Finally, `pkg install nmap` not finding nmap package is bad, try forcefully updating the pkg database using `pkg update -f`.


----------



## cbrace (Sep 1, 2019)

Sorry, cut and paste error: meant `pkg upgrade`*.*

I try running `pkg update -f` three times in succession; each time it segfaults.

The weird thing is that nmap is already installed; `pkg info nmap` works, but `pkg install nmap` returns nothing.

Could this file be corrupted? /var/db/pkg/local.sqlite

Here is potential brute-force solution I haven't tried yet which comprises removing all packages and reinstalling them:
pkg segfault abort, signal 6, runs out of memory, package not installed


----------



## yuripv (Sep 1, 2019)

Try making a copy of /var/db/pkg/ (just to be safe) first, and look into `pkg check` (with different options) and/or `pkg upgrade -f` commands.

Note that I didn't ever hit such problem, so the above may prove useless, sorry.

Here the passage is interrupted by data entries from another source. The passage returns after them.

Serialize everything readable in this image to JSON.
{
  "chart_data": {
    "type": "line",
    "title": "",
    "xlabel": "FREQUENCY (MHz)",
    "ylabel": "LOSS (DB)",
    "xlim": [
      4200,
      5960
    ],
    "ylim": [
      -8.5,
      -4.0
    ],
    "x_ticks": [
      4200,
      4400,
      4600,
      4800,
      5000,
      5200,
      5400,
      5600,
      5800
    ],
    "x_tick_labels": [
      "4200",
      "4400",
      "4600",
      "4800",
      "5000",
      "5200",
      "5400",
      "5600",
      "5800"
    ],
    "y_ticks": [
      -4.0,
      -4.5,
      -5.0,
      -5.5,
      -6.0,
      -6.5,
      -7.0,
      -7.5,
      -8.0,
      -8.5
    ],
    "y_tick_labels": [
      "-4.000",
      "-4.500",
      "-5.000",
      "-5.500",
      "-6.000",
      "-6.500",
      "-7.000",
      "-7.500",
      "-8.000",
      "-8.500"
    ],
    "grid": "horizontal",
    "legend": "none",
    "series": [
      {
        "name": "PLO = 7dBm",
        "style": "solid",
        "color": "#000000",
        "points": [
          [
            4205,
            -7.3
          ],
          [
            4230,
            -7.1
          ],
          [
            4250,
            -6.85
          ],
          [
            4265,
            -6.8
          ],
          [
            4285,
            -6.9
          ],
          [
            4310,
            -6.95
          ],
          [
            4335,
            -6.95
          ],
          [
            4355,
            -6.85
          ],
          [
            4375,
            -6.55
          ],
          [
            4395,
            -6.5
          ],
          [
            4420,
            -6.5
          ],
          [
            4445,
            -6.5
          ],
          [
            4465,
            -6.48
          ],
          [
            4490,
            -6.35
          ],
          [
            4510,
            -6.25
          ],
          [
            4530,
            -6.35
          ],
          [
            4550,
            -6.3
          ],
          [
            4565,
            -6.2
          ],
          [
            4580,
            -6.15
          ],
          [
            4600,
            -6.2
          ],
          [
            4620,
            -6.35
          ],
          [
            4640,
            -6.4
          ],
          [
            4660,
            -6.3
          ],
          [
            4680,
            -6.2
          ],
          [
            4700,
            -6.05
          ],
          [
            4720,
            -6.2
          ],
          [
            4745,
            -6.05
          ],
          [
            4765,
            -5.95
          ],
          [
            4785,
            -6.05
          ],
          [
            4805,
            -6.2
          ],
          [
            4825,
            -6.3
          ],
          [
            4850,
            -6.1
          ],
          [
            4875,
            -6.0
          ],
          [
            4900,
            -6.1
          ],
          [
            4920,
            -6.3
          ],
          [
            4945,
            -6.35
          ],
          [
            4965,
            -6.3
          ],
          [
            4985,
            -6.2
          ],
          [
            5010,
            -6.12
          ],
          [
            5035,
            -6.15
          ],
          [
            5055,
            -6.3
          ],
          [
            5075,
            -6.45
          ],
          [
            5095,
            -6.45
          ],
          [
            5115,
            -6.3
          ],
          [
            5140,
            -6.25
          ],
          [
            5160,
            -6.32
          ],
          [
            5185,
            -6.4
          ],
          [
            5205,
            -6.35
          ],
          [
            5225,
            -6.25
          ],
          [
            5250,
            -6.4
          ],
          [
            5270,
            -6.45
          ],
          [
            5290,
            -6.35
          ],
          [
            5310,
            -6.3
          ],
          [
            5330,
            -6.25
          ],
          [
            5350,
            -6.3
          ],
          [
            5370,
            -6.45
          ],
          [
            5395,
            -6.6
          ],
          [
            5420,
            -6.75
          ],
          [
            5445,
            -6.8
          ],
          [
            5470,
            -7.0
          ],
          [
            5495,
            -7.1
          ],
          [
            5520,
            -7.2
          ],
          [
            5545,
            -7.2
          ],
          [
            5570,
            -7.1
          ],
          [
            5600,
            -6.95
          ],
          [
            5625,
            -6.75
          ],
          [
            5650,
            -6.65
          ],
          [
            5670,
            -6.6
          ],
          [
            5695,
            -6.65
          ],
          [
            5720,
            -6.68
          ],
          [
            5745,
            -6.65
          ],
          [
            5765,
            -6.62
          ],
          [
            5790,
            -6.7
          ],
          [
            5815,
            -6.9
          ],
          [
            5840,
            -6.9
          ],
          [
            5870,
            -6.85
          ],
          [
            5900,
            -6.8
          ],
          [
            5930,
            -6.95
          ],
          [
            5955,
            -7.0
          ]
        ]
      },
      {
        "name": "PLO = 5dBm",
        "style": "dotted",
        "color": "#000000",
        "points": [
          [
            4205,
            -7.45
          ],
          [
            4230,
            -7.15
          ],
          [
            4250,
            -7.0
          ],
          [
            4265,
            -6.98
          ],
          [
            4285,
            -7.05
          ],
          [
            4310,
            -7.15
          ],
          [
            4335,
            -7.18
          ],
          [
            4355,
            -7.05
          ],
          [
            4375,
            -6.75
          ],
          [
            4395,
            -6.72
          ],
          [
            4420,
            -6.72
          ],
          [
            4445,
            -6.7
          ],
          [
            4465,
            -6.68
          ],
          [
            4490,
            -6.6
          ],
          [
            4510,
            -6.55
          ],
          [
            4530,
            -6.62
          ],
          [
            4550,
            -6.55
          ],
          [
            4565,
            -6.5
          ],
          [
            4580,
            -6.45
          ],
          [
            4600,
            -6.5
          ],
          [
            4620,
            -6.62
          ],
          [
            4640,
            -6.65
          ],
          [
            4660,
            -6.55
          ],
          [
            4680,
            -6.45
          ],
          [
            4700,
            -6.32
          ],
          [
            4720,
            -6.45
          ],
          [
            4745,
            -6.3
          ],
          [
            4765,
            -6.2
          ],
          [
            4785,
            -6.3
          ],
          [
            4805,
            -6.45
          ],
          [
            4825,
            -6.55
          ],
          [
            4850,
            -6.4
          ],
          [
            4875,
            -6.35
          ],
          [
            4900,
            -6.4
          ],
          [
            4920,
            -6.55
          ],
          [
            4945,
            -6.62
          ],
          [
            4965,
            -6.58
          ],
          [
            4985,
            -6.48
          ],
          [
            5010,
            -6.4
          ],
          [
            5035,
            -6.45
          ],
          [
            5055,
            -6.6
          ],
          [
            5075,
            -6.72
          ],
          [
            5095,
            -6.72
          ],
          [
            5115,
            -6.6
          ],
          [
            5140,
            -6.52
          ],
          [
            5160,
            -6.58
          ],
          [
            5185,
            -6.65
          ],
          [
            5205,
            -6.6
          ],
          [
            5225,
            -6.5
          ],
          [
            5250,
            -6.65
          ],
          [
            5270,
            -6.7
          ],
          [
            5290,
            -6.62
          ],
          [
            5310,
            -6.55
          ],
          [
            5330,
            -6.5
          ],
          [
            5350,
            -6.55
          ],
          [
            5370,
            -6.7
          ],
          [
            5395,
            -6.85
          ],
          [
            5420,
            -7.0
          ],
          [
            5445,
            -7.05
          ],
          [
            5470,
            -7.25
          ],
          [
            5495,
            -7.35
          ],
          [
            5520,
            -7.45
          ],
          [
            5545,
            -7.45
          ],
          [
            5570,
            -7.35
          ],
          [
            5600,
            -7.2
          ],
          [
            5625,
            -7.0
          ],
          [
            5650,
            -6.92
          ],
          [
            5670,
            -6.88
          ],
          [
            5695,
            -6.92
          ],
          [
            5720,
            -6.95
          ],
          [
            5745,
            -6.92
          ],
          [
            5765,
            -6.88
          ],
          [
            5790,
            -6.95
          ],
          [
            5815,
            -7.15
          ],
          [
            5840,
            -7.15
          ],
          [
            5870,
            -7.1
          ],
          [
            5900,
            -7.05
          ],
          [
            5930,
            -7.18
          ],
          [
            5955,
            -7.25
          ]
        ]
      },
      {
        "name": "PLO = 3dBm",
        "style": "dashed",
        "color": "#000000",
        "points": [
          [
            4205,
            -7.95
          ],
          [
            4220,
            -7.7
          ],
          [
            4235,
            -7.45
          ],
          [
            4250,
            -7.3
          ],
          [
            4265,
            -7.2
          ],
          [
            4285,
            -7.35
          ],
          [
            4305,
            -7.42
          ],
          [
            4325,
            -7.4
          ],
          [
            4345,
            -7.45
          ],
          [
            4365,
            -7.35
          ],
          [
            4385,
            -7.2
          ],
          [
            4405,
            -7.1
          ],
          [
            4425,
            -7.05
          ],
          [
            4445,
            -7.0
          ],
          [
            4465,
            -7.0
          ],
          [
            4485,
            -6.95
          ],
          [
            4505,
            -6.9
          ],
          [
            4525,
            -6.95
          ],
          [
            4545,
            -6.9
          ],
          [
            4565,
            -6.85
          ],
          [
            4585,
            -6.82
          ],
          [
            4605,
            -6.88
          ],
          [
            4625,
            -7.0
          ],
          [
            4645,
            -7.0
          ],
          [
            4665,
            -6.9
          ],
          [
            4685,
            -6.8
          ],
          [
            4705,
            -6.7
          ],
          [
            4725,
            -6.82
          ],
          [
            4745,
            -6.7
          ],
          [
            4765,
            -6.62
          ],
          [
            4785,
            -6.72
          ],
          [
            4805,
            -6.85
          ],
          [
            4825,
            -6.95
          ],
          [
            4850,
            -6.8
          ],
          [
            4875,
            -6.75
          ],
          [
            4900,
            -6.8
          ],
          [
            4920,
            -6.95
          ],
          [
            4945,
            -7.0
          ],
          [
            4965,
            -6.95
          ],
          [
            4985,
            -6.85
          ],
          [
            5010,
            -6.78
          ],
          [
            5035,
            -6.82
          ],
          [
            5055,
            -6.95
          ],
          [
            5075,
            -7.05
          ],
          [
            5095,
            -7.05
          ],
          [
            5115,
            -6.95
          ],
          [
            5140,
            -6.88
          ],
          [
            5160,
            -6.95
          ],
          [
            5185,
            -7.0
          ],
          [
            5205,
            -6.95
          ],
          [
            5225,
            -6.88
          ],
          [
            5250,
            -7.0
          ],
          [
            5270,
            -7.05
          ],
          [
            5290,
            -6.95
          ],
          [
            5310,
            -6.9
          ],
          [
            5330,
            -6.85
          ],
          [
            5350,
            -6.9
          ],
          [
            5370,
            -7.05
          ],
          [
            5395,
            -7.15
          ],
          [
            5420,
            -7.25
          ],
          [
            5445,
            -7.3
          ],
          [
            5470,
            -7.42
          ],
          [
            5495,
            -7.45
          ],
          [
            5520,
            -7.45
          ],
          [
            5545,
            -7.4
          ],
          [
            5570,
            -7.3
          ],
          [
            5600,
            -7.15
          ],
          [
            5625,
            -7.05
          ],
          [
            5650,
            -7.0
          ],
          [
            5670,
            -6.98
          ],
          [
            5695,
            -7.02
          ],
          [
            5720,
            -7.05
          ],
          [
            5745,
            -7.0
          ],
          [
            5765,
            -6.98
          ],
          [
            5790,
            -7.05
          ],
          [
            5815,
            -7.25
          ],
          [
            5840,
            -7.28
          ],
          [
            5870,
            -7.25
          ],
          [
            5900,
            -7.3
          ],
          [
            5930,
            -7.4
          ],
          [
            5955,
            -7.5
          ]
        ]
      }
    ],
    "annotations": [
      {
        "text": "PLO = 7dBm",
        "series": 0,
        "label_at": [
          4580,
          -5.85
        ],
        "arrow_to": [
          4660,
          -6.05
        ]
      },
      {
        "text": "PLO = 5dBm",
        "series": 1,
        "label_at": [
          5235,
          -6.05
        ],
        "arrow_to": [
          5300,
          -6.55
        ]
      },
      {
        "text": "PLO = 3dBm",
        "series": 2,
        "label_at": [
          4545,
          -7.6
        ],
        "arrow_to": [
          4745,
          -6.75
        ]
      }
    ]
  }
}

Yet, the best option might be looking into the core dump itself, and finding why exactly it does segfault (if you want to/have time), starting with https://www.freebsd.org/doc/en_US.ISO8859-1/books/developers-handbook/debugging.html.


----------



## SirDice (Sep 2, 2019)

Try forcing a re-install of pkg(8): `pkg-static install -f pkg`


----------